Study program / study programs: Advanced data analytics

Course: Text Mining

Teacher(s): Jelena Jovanović, Sonja Dimitrijević

Course status: Elective

ECTS points: 10

Prerequisites: none

Course objective:
To guide and assist students in:- developing a solid understanding of a typical text mining workflow – learning principal text mining methods and techniques, including those used in text classification and clustering, topic modeling, key-terms extraction, and text summarization. – developing working knowledge of text mining in R and/or Python programming language(s).

Learning outcomes:
Students will be able to apply text mining methods and techniques to classify and cluster unstructured text-based content, as well as to extract key terms and main topics from such content. They will also know how to evaluate the performance of individual methods and techniques, as well as how to benchmark different methods and techniques.

Course structure and content:
The course will cover the overall text mining process and examine in detail each of the key phases of a typical text mining workflow. In particular, the following will be covered:- exploratory analysis of a given corpus (i.e. text-based dataset)- text preprocessing- transformation of unstructured textual content to a structured numerical format, that is, feature creation; different text representation / feature creation methods will be considered, including both traditional ones (e.g. vector space model) and more recent ones (e.g. word vectors)- reducing typically very large feature space through feature selection techniques- selection of a statistical, or a machine learning, or a graph-based algorithm to be used in conjunction with the created feature set to build a model for pattern mining or information extraction – examining and evaluating the results produced by the built model.
Various methods for typical text mining tasks will be introduced, including methods for text classification and clustering, as well as those used for the detection of key-terms and topics.
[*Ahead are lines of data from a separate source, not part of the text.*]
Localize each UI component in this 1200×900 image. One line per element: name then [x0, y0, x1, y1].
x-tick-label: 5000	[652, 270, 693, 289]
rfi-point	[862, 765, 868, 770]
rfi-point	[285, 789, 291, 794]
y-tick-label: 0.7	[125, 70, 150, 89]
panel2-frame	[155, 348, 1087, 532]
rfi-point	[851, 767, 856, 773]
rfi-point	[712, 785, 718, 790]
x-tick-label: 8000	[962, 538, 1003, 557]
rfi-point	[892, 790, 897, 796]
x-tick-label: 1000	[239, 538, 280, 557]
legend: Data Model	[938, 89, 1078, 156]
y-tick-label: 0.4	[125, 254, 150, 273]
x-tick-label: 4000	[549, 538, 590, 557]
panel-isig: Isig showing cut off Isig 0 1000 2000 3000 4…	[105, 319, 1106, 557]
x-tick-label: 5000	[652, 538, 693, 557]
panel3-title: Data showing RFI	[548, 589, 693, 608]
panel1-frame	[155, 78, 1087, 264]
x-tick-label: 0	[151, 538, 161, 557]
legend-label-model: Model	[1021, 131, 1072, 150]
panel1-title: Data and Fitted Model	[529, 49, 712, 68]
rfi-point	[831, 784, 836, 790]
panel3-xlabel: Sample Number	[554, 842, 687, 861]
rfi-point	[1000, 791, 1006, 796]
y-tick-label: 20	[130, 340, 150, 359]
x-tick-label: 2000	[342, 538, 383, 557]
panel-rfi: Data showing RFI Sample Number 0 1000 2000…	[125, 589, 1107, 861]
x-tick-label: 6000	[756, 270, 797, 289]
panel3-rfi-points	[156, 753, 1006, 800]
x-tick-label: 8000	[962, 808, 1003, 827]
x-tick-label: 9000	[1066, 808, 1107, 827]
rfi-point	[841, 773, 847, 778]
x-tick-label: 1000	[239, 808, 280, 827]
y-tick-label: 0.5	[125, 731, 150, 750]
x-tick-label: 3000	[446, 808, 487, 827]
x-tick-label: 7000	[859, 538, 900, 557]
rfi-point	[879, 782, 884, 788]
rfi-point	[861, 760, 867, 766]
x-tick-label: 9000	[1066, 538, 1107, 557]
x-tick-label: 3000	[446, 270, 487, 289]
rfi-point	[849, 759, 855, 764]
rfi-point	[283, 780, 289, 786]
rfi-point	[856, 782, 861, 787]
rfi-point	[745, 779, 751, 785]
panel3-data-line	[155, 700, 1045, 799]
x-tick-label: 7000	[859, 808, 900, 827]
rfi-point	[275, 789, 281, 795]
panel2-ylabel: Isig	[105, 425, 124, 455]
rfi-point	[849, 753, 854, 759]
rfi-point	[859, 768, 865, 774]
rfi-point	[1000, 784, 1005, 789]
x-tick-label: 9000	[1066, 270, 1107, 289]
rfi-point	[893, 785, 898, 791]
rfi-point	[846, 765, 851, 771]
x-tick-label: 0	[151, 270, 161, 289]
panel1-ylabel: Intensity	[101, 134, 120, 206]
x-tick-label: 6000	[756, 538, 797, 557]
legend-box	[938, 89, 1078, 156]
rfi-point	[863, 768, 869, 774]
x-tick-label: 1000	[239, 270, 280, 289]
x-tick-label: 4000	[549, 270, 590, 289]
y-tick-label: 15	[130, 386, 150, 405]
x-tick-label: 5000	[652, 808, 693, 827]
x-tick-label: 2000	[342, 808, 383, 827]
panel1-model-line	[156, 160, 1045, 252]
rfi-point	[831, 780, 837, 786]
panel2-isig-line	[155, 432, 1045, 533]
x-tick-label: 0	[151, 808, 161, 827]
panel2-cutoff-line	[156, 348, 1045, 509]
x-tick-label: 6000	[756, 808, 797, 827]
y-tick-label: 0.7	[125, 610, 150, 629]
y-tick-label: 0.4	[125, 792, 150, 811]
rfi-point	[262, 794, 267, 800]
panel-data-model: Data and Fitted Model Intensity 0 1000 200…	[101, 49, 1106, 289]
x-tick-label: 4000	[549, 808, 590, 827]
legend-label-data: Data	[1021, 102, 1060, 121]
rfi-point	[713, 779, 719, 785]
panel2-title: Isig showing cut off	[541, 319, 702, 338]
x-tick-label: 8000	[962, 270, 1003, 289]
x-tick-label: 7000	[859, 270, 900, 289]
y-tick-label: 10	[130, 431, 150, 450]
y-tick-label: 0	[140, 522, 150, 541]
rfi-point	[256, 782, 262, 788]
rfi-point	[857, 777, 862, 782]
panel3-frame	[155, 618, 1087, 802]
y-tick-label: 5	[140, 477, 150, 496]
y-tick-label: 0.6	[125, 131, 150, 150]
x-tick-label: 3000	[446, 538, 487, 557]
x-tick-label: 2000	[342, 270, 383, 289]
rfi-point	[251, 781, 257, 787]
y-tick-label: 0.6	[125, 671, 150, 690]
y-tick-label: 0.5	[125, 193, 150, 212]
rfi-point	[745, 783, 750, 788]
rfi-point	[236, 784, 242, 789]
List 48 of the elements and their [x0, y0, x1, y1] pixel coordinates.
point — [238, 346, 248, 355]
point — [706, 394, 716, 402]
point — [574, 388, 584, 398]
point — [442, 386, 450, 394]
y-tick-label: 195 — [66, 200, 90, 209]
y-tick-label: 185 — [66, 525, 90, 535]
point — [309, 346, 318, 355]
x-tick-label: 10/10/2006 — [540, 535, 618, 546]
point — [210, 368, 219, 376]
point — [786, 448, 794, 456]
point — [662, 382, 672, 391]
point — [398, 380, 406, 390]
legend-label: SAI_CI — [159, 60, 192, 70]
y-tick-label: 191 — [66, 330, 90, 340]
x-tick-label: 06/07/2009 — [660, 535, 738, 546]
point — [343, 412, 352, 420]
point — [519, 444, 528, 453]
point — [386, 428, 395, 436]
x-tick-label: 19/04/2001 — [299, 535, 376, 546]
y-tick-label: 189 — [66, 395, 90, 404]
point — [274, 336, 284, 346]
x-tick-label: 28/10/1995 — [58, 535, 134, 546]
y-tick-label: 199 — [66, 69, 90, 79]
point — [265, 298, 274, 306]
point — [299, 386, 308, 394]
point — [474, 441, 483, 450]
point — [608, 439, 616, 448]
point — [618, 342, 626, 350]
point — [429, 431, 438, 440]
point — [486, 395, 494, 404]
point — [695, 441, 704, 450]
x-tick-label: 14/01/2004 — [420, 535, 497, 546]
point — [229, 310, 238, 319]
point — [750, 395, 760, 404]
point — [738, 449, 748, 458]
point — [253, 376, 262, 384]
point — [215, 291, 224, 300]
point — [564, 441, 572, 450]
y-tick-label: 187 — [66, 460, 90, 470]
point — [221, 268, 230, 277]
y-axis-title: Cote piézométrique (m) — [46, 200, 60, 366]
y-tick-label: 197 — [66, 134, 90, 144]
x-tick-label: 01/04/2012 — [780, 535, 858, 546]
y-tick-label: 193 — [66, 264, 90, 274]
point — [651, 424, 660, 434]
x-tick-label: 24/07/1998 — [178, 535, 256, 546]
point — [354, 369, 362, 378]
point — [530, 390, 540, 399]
Finally, the course will demonstrate the iterative (cyclic) nature of the text mining workflow, aimed at achieving better performance through alteration of individual phases of the process.
All phases of the text mining workflow will be introduced through practical work with publicly available software libraries for text mining (e.g., relevant R or Python packages) and real-world corpora (i.e. text-based datasets).
The course relies on using relevant Python libraries.

Literature/Readings:
Selected chapters from the following books:
J. Silge & D. Robinson. Text Mining with R – A Tidy Approach. O’Reilly, 2017. E-book publicly available at: http://tidytextmining.com/
T. Kwartler. Text Mining in Practice with R. Wiley, 2017

The number of class hours per week:
Lectures: 4
Labs: 0
Workshops: 1
Research study: 2
Other classes: 0

Teaching methods:
Lectures will introduce main concepts for each course topic, and will include a lot of practical work with the topic-specific software libraries. Workshops and research study will be fully practical, based on individual and group work.

Evaluation/Grading (maximum 100 points):
Pre-exam requirements (Project: simple application case): 40
Final exam (Project: real-world application case): 60